Otherwise, Zucker was upbeat about the net’s fall prospects, particularly given a summer perf he deemed a success — despite the lack of any breakout hits or the emergence of a new reality format that could be brought back midseason.

“We cannot tolerate low-rated repeats anymore,” he said. “This (summer) has worked for us on a number of different levels … (and) as a result, we will employ exactly the same strategy next summer.”

Elsewhere during Zucker’s presentation:

  • NBC announced plans to air one-minute short films, dubbed “1MMs,” during breaks in primetime programming. Project was the brainchild of John Wells and helmer Paris Barclay, who will contribute to the series of minipics.

Barclay, Shawn Ryan, Hank Perlman and Corky Quakenbush are already set to direct “1MMs,” which will contain 30 seconds of action leading into a 30-second resolution. Ten pics have already been shot, and Zucker hopes the films will give viewers an incentive to stay tuned to the net.

It’s also possible some of the vignettes could evolve into series.

  • Following the success of a “Behind the Camera” telepic focusing on “Three’s Company,” NBC alternative/longform topper Jeff Gaspin is developing a take on “Charlie’s Angels” for next summer.

  • After previously insisting the “Coupling” pilot would air as filmed, Zucker said an oral sex reference to “swallowing” will likely be reworked to remove the offending word from the pilot’s cold open.

“There was no advertiser problem with this, we just decided after thinking long and hard,” he said. “We don’t want that to be the first image of the show.”

  • Zucker said a final decision on the fate of “Frasier” would be announced sometime this fall — giving the show enough time to wrap things up, but avoiding having to promote the final season of both shows at the same time.

  • Zucker said he and U-based Dick Wolf are both interested in a fourth “Law & Order,” confirming a report last spring in the New York Times.

“But there’s nothing going on while Vivendi is still up in the air,” he said.

  • NBC probably won’t pursue original scripted fare in the summer anytime soon, a shift from Zucker’s previously-stated goals. “It’s not something that we believe in yet,” he said.

  • Exec defended using “Access Hollywood” anchor Pat O’Brien as a correspondent on “Dateline NBC,” saying O’Brien “adhered to the strictest standards” of the news division when reporting for NBC News.

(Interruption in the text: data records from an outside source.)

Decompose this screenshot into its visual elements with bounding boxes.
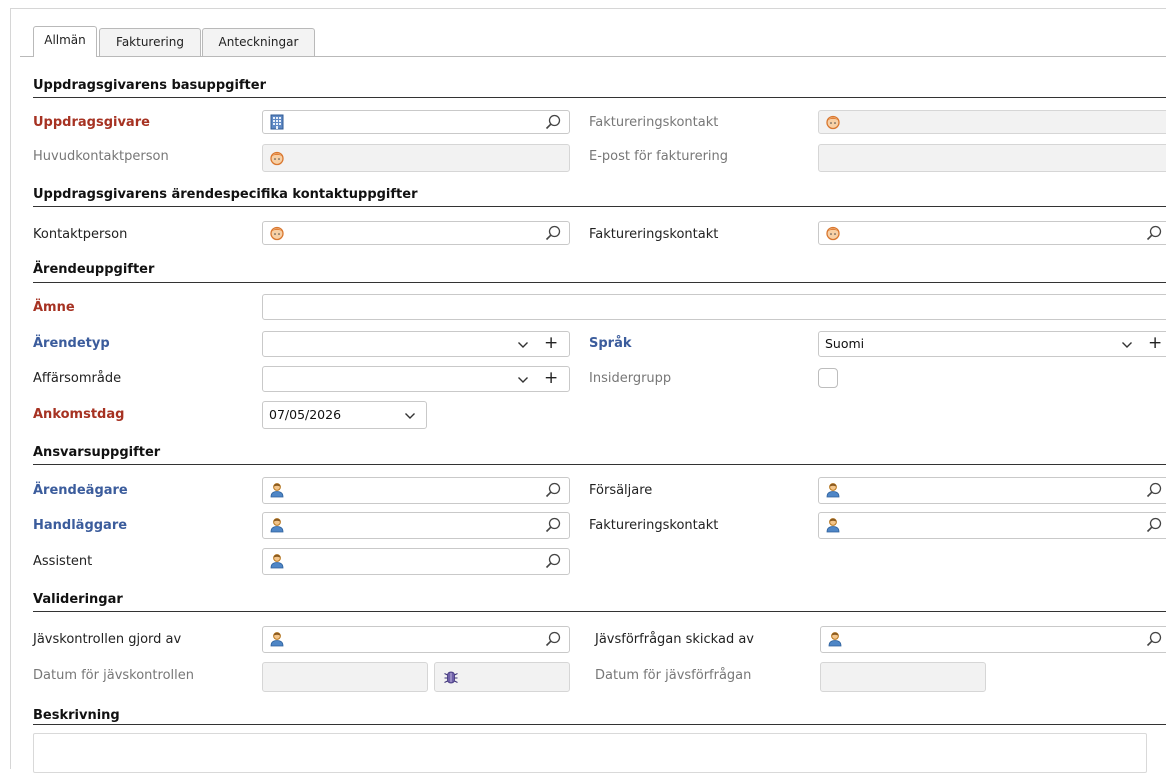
contact-face-icon (270, 226, 284, 241)
subject-input[interactable] (262, 294, 1166, 320)
seller-field[interactable] (818, 477, 1166, 504)
conflict-request-by-field[interactable] (820, 626, 1166, 653)
tab-general[interactable]: Allmän (33, 26, 97, 57)
add-icon[interactable]: + (544, 335, 558, 352)
section-title-specific-contacts: Uppdragsgivarens ärendespecifika kontakt… (33, 187, 418, 202)
billing-contact-3-field[interactable] (818, 512, 1166, 539)
section-title-description: Beskrivning (33, 708, 120, 723)
subject-label: Ämne (33, 300, 75, 315)
case-owner-label: Ärendeägare (33, 483, 128, 498)
language-label: Språk (589, 336, 632, 351)
billing-contact-3-label: Faktureringskontakt (589, 518, 719, 533)
client-field[interactable] (262, 110, 570, 134)
billing-contact-2-field[interactable] (818, 221, 1166, 245)
user-icon (826, 518, 840, 533)
conflict-check-date-field (262, 662, 428, 692)
case-owner-field[interactable] (262, 477, 570, 504)
main-contact-field (262, 144, 570, 172)
assistant-field[interactable] (262, 548, 570, 575)
language-select[interactable]: Suomi + (818, 331, 1166, 357)
case-type-select[interactable]: + (262, 331, 570, 357)
section-title-basic: Uppdragsgivarens basuppgifter (33, 78, 266, 93)
billing-contact-label: Faktureringskontakt (589, 115, 719, 130)
search-icon[interactable] (545, 482, 561, 498)
billing-contact-field (818, 110, 1166, 134)
billing-email-label: E-post för fakturering (589, 149, 729, 164)
search-icon[interactable] (545, 631, 561, 647)
arrival-date-value: 07/05/2026 (269, 407, 342, 422)
conflict-request-date-label: Datum för jävsförfrågan (595, 668, 752, 683)
section-title-case: Ärendeuppgifter (33, 262, 155, 277)
arrival-date-picker[interactable]: 07/05/2026 (262, 401, 427, 429)
contact-face-icon (826, 115, 840, 130)
section-rule (33, 724, 1166, 725)
billing-email-field (818, 144, 1166, 172)
search-icon[interactable] (1146, 517, 1162, 533)
description-textarea[interactable] (33, 733, 1147, 773)
section-rule (33, 611, 1166, 612)
contact-person-field[interactable] (262, 221, 570, 245)
conflict-check-status-field (434, 662, 570, 692)
section-title-validations: Valideringar (33, 592, 123, 607)
section-rule (33, 97, 1166, 98)
insider-group-checkbox[interactable] (818, 368, 838, 388)
conflict-check-by-field[interactable] (262, 626, 570, 653)
business-area-select[interactable]: + (262, 366, 570, 392)
search-icon[interactable] (1146, 631, 1162, 647)
bug-icon (444, 671, 458, 684)
handler-field[interactable] (262, 512, 570, 539)
user-icon (270, 483, 284, 498)
section-rule (33, 206, 1166, 207)
seller-label: Försäljare (589, 483, 653, 498)
main-contact-label: Huvudkontaktperson (33, 149, 169, 164)
section-title-responsibility: Ansvarsuppgifter (33, 445, 161, 460)
arrival-date-label: Ankomstdag (33, 407, 125, 422)
section-rule (33, 282, 1166, 283)
chevron-down-icon (518, 377, 528, 383)
insider-group-label: Insidergrupp (589, 371, 672, 386)
contact-face-icon (270, 151, 284, 166)
conflict-request-date-field (820, 662, 986, 692)
user-icon (270, 632, 284, 647)
chevron-down-icon (1122, 342, 1132, 348)
search-icon[interactable] (1146, 225, 1162, 241)
search-icon[interactable] (545, 114, 561, 130)
conflict-request-by-label: Jävsförfrågan skickad av (595, 632, 754, 647)
contact-person-label: Kontaktperson (33, 227, 128, 242)
conflict-check-date-label: Datum för jävskontrollen (33, 668, 194, 683)
assistant-label: Assistent (33, 554, 93, 569)
user-icon (826, 483, 840, 498)
client-label: Uppdragsgivare (33, 115, 150, 130)
handler-label: Handläggare (33, 518, 128, 533)
add-icon[interactable]: + (1148, 335, 1162, 352)
search-icon[interactable] (1146, 482, 1162, 498)
language-value: Suomi (825, 336, 865, 351)
section-rule (33, 464, 1166, 465)
search-icon[interactable] (545, 517, 561, 533)
chevron-down-icon (518, 342, 528, 348)
search-icon[interactable] (545, 553, 561, 569)
user-icon (270, 518, 284, 533)
add-icon[interactable]: + (544, 370, 558, 387)
tab-divider (20, 56, 1166, 57)
chevron-down-icon (405, 413, 415, 419)
business-area-label: Affärsområde (33, 371, 122, 386)
tab-billing[interactable]: Fakturering (99, 28, 201, 56)
search-icon[interactable] (545, 225, 561, 241)
tab-notes[interactable]: Anteckningar (202, 28, 315, 56)
conflict-check-by-label: Jävskontrollen gjord av (33, 632, 182, 647)
user-icon (270, 554, 284, 569)
user-icon (828, 632, 842, 647)
building-icon (270, 114, 284, 130)
contact-face-icon (826, 226, 840, 241)
case-type-label: Ärendetyp (33, 336, 110, 351)
billing-contact-2-label: Faktureringskontakt (589, 227, 719, 242)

Zucker said it’s OK if O’Brien adheres to less stringent standards when working only for “Access.”

  • “Third Watch” will air in widescreen format this fall, while John Wells-led “The West Wing” has enlisted a new team of scribes that includes Carol Flint, Alexa Junge, Peter Noah, Lawrence O’Donnell, Paul Redford, Josh Singer, Eli Attie, Deborah Cahn and Mark Goffman.

  • Tiffani Thiessen will appear in first three segs of “Good Morning, Miami.”